In PLOS Genetics, researchers from the European Molecular Biology Laboratory, University College London, and elsewhere share findings from a genome-wide association study focused on inner retinal morphology, assessed in more than 31,400 UK Biobank participants using an optical coherence tomography (OCT) approach. With the help of array-based genotyping on a subset of individuals, the team tracked down three visual acuity-associated loci and almost four dozen loci linked to inner retinal thickness, particularly thickness of the retinal nerve fiber layer or ganglion cell inner plexiform layer. Although one of 46 retinal thickness-associated sites overlapped with a locus implicated in glaucoma, the authors note that "glaucoma and genetically determined inner retinal thickness are not on the same genetic pathway and it is, rather, the change of thickness over time that is indicative of the disease."

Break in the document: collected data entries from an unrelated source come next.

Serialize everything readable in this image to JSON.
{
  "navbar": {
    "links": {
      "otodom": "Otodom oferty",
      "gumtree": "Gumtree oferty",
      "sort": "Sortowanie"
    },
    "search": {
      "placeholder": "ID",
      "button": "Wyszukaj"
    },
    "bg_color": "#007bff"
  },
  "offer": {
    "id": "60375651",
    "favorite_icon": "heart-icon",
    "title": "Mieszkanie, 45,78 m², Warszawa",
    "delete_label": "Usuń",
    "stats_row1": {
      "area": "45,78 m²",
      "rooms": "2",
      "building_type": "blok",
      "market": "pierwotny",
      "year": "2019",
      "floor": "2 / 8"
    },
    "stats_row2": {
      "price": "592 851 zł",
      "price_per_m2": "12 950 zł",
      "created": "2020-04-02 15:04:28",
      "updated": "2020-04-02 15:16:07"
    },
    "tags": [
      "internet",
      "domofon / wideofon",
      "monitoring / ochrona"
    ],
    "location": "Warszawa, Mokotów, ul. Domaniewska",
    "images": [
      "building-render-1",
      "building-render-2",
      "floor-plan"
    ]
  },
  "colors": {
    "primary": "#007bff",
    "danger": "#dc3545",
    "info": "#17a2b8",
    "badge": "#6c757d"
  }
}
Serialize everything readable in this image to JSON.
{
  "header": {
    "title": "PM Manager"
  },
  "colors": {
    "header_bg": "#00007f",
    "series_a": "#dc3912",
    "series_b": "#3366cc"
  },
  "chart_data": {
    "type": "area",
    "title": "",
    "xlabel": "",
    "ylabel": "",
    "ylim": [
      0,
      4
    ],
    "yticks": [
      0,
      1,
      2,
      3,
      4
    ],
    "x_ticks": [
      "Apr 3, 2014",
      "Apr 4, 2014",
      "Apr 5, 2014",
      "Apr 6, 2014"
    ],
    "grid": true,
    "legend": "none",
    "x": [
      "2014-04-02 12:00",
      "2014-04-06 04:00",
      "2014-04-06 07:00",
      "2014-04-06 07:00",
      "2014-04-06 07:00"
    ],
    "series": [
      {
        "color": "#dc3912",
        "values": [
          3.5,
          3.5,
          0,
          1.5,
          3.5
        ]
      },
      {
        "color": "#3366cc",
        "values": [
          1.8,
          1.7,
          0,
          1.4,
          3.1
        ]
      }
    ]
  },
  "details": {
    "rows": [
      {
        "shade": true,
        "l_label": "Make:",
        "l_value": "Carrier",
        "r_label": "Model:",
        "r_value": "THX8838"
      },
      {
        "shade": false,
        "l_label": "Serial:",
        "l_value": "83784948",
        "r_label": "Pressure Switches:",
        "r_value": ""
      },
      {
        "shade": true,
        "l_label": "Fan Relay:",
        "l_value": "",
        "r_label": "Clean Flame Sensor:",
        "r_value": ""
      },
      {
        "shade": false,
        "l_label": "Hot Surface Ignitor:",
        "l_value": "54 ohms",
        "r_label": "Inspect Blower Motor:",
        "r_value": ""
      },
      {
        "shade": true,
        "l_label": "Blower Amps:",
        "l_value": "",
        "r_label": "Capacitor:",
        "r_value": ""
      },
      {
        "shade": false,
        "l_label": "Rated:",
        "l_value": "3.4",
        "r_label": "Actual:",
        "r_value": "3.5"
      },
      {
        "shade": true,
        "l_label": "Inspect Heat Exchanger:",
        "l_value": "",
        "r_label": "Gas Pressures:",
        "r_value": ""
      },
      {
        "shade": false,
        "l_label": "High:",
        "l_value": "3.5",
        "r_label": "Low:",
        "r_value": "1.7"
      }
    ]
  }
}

A Korea University College of Medicine- and Hallym University-led team describe a Hantaan orthohantavirus (HTNV) genotype found in a striped field mouse (Apodemus agrarius chejuensis) on Korea's Jeju Island for a paper in PLOS Neglected Tropical Diseases. Based on genomic sequencing and phylogenetic analyses on HTNV isolates collected from Jeju striped field mice between 2018 and 2020, along with related antibody and RNA assays, the researchers conclude that the island is home to a previously unappreciated HTNV genotype that is related to viruses identified in individuals from southern Korea who were treated for orthohantavirus-related hemorrhagic fever with renal syndrome (HFRS). "Our results suggest that A. chejuensis-borne HTNV may be a potential etiological agent of HFRS in [the southern Republic of Korea]," they write. "Ancestral HTNV may infect A. chejuensis prior to geological isolation between the Korean peninsula and Jeju Island, supporting the co-evolution of orthohantaviruses and rodents."
For a paper in PLOS One, members of the Veterans Health Administration Million Veteran Program (MVP)'s COVID-19 Science Initiative present findings from a phenome-wide association study focused on disease progression in MVP participants infected with SARS-CoV-2. After gleaning a range of phenotypes from more than 1,800 diagnostic codes in MVP participant electronic health records, the team found traits and conditions with apparent ties to COVID-19 infection, hospitalization, admission to intensive care, or mortality in hundreds of thousands of participants with or without a history of SARS-CoV-2 infection. "Downstream epidemiology and genetics studies should be aware that when selecting controls for observational analyses, patients who had a negative test for SARS-CoV-2 or visited the hospital during the COVID-19 pandemic likely have different clinical characteristics from the general population and could introduce sampling bias," the authors note.